Abstract:
Phytochromes constitute a family of photosensory proteins that are utilized by various organisms to regulate several physiological processes. Phytochromes bind a bilin pigment that switches its isomeric state upon absorption of red or far-red photons, resulting in protein conformational changes that are sensed by the organism. Previously, the ultrafast dynamics in bacterial phytochrome was resolved to atomic resolution by time-resolved serial femtosecond X-ray diffraction (TR-SFX), showing extensive changes in its molecular conformation at 1 picosecond delay time. However, the large excitation fluence of mJ/mm2 used in TR-SFX questions the validity of the observed dynamics. In this work, we present an excitation-dependent ultrafast transient absorption study to test the response of a related bacterial phytochrome to excitation fluence. We observe excitation power-dependent sub-picosecond dynamics, assigned to the population of high-lying excited state Sn through resonantly enhanced two-photon absorption, followed by rapid internal conversion to the low-lying S1 state. Inspection of the long-lived spectrum under high fluence shows that in addition to the primary intermediate Lumi-R, spectroscopic signatures of solvated electrons and ionized chromophore radicals are observed. Supported by numerical modelling, we propose that under excitation fluences of tens of μJ/mm2 and higher, bacterial phytochrome partly undergoes photoionization from the Sn state in competition with internal conversion to the S1 state in 300 fs.
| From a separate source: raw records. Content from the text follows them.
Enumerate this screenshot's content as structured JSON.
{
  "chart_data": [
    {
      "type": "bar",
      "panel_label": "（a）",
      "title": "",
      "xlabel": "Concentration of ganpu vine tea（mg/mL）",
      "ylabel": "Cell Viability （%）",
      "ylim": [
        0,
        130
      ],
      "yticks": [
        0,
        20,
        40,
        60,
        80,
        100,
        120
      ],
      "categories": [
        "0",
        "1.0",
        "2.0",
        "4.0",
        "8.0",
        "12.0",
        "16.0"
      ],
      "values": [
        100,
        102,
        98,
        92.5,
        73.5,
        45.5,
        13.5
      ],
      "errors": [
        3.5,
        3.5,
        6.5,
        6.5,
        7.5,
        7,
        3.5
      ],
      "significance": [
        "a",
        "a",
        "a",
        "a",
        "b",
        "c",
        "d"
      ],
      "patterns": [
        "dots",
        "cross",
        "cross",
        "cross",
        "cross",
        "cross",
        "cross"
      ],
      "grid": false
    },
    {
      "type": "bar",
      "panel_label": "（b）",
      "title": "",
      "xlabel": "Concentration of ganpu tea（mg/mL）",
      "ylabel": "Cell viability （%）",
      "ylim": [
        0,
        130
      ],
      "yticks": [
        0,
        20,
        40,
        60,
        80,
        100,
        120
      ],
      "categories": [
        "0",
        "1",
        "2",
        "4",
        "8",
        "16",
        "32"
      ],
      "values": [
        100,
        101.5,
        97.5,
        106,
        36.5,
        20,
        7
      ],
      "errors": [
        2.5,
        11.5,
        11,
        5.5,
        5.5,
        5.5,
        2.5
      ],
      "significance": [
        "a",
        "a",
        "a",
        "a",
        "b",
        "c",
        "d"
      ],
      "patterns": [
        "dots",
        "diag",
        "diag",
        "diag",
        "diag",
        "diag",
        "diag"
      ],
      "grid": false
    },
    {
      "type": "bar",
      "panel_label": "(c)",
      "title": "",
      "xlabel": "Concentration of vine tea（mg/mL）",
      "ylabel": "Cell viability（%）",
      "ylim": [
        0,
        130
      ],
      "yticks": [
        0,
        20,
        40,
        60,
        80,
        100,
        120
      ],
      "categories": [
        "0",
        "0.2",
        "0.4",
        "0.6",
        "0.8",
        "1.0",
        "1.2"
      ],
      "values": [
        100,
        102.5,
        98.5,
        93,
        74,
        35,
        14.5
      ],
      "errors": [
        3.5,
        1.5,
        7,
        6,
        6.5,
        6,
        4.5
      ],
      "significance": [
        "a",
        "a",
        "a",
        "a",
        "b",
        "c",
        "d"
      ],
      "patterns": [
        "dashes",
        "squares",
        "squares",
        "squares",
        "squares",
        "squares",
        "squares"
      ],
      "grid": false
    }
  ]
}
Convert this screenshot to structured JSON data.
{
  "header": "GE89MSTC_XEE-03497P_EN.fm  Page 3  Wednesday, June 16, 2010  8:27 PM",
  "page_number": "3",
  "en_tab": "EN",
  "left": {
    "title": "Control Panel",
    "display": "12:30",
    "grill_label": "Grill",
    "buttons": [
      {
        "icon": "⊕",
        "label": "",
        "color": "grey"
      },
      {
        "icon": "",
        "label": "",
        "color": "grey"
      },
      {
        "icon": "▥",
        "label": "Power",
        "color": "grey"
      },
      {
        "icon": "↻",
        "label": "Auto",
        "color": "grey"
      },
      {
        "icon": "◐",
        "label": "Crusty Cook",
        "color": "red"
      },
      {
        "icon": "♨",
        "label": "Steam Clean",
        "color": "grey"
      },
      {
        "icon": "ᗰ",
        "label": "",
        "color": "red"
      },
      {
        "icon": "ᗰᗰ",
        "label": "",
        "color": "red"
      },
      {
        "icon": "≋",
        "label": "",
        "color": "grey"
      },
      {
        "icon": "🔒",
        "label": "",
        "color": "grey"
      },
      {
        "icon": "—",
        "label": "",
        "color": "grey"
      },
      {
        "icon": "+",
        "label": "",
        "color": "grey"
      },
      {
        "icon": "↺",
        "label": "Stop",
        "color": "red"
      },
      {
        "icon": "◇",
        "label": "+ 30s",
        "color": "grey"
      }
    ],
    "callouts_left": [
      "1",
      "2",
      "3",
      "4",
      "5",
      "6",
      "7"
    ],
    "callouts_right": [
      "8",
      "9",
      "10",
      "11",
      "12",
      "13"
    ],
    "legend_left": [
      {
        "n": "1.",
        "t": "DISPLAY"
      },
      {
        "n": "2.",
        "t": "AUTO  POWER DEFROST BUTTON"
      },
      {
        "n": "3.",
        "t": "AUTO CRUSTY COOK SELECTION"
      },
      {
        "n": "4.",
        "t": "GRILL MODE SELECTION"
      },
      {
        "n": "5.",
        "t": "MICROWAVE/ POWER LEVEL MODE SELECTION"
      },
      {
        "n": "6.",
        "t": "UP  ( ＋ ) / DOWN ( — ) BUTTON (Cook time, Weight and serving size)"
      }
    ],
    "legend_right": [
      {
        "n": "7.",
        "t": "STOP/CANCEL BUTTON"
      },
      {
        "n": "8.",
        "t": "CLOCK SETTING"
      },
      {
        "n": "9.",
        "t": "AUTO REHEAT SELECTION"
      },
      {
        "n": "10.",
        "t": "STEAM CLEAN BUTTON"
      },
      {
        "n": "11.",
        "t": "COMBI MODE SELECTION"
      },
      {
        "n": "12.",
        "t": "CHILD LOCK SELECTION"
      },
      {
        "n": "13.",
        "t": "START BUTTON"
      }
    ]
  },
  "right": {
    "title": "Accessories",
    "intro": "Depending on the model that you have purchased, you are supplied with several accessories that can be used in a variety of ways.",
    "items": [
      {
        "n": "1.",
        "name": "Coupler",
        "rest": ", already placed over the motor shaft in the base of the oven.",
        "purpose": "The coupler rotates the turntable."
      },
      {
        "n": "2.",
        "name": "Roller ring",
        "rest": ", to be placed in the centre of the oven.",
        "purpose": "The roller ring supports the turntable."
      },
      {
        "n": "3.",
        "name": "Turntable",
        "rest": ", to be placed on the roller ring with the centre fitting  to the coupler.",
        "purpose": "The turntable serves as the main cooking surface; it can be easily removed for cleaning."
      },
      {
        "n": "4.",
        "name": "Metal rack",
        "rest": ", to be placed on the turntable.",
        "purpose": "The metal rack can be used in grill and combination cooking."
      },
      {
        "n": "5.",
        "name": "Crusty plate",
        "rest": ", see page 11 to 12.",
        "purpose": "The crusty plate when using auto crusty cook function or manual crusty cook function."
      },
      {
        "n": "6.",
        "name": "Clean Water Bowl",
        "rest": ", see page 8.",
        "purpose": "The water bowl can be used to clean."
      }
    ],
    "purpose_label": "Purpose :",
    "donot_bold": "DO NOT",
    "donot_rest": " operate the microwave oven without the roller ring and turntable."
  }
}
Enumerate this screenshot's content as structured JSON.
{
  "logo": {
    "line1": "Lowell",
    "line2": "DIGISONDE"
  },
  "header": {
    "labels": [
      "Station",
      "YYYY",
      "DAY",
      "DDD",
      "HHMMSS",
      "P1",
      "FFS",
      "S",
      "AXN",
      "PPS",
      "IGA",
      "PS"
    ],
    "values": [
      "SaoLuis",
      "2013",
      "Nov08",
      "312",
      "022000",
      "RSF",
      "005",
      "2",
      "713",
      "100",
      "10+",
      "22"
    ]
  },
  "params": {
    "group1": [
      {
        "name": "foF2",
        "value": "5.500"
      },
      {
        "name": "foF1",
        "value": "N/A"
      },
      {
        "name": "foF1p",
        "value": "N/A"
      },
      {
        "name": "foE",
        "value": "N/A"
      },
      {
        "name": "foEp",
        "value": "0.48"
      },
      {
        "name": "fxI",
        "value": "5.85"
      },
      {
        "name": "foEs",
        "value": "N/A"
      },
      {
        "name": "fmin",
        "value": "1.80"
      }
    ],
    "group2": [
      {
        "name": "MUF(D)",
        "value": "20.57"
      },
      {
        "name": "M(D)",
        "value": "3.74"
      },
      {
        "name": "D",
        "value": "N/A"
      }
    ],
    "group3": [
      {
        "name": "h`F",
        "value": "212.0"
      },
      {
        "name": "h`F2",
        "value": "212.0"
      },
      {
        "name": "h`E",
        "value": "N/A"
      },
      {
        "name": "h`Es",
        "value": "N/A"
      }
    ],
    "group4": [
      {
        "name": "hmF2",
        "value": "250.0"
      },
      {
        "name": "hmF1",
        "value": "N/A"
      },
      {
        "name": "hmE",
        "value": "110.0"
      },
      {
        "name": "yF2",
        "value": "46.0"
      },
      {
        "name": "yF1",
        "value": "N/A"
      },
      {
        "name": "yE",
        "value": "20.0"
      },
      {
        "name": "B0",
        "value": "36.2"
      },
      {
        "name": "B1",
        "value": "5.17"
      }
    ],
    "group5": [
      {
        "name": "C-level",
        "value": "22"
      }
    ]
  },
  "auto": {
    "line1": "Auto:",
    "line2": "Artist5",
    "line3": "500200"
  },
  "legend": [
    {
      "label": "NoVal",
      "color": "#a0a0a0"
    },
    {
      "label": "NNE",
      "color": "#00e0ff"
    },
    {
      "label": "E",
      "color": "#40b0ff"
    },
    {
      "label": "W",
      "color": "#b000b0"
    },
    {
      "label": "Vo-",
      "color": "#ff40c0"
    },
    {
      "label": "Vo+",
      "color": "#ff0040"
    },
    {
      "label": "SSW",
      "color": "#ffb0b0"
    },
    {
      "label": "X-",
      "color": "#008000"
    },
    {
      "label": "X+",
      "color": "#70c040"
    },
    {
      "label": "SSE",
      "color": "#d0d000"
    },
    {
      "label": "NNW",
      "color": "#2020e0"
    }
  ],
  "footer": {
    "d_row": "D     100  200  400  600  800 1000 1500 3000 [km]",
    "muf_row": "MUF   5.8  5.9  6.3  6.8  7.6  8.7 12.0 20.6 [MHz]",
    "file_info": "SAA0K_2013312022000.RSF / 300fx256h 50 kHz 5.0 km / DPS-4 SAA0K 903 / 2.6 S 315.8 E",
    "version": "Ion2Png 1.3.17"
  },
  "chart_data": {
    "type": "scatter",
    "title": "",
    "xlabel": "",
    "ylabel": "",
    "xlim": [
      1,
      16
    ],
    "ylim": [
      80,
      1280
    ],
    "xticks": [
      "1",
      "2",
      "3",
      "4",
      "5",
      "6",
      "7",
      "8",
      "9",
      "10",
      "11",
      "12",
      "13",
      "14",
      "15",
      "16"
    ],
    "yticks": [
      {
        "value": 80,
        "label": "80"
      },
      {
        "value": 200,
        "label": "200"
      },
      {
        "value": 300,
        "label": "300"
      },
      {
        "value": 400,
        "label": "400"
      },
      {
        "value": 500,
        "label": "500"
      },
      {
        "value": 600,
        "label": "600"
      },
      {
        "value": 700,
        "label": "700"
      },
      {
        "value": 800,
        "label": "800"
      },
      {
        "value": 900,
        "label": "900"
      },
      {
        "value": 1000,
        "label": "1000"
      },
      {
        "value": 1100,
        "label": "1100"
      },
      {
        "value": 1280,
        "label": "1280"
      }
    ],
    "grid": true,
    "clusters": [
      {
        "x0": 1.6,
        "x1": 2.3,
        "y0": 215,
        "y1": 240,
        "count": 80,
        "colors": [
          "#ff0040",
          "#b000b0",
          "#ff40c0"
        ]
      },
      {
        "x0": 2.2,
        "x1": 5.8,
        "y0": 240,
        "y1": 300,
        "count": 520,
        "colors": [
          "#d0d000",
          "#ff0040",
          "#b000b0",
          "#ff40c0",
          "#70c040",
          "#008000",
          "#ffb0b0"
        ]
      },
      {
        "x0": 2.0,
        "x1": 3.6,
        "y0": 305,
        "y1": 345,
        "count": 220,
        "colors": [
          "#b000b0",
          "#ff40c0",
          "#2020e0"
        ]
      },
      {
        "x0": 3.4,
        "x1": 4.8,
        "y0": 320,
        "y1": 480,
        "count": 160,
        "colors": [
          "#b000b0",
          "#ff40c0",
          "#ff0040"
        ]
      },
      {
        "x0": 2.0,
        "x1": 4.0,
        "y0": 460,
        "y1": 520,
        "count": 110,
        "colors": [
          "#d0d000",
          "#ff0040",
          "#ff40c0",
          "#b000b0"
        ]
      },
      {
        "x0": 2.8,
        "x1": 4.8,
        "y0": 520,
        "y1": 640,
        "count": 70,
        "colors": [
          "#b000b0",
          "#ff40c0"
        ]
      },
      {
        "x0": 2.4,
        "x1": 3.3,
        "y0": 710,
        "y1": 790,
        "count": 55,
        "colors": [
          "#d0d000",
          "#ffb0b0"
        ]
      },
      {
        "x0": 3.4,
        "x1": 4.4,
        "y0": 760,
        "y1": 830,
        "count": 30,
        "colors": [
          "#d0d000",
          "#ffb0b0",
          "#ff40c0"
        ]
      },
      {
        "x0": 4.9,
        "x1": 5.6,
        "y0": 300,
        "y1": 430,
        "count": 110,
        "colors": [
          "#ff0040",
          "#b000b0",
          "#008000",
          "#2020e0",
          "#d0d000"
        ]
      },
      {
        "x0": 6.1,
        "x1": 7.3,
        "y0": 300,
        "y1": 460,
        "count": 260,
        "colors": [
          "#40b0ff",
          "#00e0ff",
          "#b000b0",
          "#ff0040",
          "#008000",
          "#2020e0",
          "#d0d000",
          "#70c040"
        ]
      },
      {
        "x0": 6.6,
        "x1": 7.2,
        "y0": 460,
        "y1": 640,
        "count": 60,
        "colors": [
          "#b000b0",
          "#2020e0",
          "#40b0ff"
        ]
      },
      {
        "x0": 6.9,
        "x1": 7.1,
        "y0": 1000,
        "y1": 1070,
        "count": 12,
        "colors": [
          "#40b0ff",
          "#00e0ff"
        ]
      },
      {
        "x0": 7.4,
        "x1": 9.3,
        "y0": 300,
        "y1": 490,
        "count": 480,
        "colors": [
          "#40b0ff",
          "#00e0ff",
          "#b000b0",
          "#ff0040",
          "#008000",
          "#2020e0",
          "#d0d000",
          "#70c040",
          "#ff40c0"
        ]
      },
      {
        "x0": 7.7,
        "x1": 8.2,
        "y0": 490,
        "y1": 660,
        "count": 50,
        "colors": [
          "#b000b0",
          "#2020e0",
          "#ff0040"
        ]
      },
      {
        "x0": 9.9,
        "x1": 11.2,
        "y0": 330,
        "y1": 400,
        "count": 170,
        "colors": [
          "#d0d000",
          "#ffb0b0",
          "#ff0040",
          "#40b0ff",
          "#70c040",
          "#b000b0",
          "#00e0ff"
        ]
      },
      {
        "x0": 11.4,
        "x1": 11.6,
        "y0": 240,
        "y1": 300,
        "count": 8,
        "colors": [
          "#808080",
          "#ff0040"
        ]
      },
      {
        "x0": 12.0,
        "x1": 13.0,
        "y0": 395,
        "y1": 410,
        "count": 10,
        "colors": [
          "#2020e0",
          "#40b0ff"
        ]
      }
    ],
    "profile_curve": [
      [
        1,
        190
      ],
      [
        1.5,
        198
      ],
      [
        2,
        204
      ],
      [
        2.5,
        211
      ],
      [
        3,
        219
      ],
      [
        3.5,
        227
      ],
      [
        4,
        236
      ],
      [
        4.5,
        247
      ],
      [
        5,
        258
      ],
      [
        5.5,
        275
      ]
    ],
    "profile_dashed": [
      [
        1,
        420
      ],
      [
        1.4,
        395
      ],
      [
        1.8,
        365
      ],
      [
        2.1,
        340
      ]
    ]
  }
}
We suggest that the extensive structural changes of related, shorter bacterial phytochrome, lacking the PHY domain, resolved from TR-SFX may have been affected by the ionized species. We propose approaches to minimize the two-photon absorption process by tuning the excitation spectrum away from the S1 absorption or using phytochromes exhibiting minimized or shifted S1 absorption.
摘要:
植物色素构成了一系列光感蛋白,被各种生物体用来调节几种生理过程。植物色素结合bilin颜料,在吸收红色或远红色光子时转换其异构状态,导致生物体感觉到的蛋白质构象变化。以前,通过时间分辨串行飞秒X射线衍射(TR-SFX)将细菌植物色素中的超快动力学解析为原子分辨率,在1皮秒延迟时间时显示其分子构象的广泛变化。然而,TR-SFX中使用的mJ/mm2的大激发注量质疑观察到的动力学的有效性。在这项工作中,我们提出了一个激发相关的超快瞬态吸收研究,以测试相关的细菌植物色素对激发注量的响应。我们观察到激励功率相关的亚皮秒动力学,通过共振增强的双光子吸收分配给高激发态Sn的种群,随后快速内部转换为低洼的S1状态。对高通量下的长寿命光谱的检查表明,除了主要的中间Lumi-R,观察到溶剂化电子和电离发色团自由基的光谱特征。在数值模拟的支持下,我们建议在几十μJ/mm2及更高的激发注量下,细菌植物色素部分从Sn状态经历光电离,并在300fs内内部转化为S1状态。我们建议广泛的结构变化相关,较短的细菌植物色素,缺少PHY域,从TR-SFX解析可能受到电离物质的影响。我们提出了通过调节激发光谱远离S1吸收或使用表现出最小化或偏移的S1吸收的植物色素来最小化双光子吸收过程的方法。